Although the etiology of the depigmentation disorder vitiligo is still not completely understood, many investigators believe that an autoimmune reaction may play a major role. In this regard, T-lymphocyte-mediated immunity has been implicated frequently in the pathogenesis of the disease. Most studies have applied in vitro testing of cell-mediated immunity, however, rather than in vivo measurements. Therefore, our study was undertaken to define the cutaneous delayed-type hypersensitivity (DTH) in vivo reaction in association with the absence/presence of serum thyroid autoantibodies, which are a good representative marker for autoimmunity in patients with vitiligo. DTH was evaluated in the normal pigmented skin of 109 vitiligo patients (29 men and 80 women) and in the depigmented skin of 27 of this group (5 men and 22 women) using the dermal application of seven common recall antigens together with a negative control.

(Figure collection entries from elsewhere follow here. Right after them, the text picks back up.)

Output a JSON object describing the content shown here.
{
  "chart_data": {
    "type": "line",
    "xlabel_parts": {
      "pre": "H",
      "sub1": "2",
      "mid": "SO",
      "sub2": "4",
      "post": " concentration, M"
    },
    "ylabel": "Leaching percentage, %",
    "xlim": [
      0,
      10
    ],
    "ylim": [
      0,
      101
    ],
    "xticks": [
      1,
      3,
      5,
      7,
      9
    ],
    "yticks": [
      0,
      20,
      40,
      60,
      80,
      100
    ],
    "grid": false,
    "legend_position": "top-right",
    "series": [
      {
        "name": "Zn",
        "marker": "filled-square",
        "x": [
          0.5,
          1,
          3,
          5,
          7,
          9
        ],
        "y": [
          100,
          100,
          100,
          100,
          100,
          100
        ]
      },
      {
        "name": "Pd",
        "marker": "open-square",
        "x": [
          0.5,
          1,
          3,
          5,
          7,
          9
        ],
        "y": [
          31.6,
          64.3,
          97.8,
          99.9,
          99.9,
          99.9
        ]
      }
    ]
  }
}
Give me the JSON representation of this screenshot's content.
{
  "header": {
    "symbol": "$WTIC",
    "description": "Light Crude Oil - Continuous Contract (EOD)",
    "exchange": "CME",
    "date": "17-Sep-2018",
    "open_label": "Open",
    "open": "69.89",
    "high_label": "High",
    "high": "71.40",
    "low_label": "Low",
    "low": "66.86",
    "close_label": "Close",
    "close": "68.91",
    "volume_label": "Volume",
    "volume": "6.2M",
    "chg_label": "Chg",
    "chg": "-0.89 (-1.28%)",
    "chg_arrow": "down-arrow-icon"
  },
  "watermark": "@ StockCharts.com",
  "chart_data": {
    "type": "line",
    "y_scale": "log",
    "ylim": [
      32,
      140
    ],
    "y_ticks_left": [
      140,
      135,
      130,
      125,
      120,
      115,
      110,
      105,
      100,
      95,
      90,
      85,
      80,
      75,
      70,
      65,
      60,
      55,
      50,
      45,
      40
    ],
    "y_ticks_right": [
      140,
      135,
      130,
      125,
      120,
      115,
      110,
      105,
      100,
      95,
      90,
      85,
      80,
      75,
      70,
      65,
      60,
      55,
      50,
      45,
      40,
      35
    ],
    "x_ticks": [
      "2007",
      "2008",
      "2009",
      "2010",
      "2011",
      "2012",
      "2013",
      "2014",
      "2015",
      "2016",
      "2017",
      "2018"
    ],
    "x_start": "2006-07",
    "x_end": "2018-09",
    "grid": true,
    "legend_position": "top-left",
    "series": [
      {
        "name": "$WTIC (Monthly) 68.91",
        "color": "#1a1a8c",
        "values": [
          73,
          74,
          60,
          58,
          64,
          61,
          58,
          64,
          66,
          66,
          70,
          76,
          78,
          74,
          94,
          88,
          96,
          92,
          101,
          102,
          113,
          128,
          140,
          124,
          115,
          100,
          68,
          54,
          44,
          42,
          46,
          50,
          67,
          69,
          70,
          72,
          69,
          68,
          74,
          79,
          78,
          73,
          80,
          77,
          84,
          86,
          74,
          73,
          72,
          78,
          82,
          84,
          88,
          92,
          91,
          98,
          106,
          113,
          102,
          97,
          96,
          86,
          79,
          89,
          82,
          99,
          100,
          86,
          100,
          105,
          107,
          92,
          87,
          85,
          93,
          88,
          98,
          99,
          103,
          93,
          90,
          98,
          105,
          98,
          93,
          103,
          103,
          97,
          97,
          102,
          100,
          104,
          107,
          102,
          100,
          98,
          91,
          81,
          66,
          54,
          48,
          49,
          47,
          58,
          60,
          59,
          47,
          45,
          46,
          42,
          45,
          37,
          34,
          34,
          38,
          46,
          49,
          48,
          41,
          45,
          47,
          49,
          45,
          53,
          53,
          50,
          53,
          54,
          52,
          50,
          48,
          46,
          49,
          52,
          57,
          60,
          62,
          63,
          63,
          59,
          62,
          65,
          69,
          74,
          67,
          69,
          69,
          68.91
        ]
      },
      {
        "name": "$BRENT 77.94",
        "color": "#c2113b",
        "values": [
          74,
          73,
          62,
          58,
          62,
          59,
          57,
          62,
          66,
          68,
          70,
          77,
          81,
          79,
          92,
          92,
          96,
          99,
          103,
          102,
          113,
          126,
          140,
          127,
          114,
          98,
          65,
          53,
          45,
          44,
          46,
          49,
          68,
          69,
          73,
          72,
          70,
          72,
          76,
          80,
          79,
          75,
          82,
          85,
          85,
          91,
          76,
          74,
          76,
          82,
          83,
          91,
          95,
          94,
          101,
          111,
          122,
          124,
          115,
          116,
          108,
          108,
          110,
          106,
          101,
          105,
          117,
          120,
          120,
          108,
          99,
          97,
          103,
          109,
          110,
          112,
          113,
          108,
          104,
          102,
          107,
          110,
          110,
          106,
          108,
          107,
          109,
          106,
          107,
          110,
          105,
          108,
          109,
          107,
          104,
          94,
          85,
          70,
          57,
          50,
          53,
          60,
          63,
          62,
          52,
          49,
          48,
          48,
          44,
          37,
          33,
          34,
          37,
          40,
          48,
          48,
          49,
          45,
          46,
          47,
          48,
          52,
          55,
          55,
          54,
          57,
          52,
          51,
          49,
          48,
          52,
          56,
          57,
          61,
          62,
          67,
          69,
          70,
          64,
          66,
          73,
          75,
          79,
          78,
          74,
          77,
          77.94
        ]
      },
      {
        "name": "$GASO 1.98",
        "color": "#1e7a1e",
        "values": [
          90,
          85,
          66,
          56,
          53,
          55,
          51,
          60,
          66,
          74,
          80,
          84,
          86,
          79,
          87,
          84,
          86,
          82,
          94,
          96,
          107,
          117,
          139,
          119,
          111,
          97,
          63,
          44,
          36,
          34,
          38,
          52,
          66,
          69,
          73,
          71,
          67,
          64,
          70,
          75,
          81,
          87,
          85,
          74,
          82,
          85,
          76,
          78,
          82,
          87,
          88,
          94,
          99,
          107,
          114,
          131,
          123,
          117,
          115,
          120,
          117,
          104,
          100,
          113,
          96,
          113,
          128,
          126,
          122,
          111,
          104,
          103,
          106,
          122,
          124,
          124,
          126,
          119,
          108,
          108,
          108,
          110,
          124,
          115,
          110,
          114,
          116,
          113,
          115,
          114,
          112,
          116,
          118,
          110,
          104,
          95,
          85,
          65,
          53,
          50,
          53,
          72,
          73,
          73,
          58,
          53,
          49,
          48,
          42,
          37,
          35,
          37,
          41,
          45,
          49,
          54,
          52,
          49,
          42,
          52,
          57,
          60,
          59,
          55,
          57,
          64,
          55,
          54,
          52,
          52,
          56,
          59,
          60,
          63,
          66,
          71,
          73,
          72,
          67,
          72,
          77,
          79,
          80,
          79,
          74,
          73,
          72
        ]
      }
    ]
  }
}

Individuals were considered to be hypoergic if the DTH sum score was </= 5 mm in women or </= 10 mm in men, or if they responded to only one or two antigens. The mean sum score was 10.2 +/- 8.4 with an average of 2.3 +/- 1.6 positive reactions in depigmented skin vs. a sum score of 12.4 +/- 9. 0 with an average number of 2.6 +/- 1.6 positive reactions in normal pigmented skin. There was no statistically significant difference between depigmented and normal pigmented skin using the paired t-test (P > 0.05). Further evaluation of these data showed no significant correlation between the presence of thyroid autoantibodies as well as selected clinical parameters and an aberration in cutaneous DTH. In contrast to earlier reports, our in vivo studies of cutaneous DTH reactions revealed no clinically significant aberrant cellular immunity in this patient group. These results indicate that the immune reaction in vitiligo may be only a secondary event in the pathogenesis of the disease.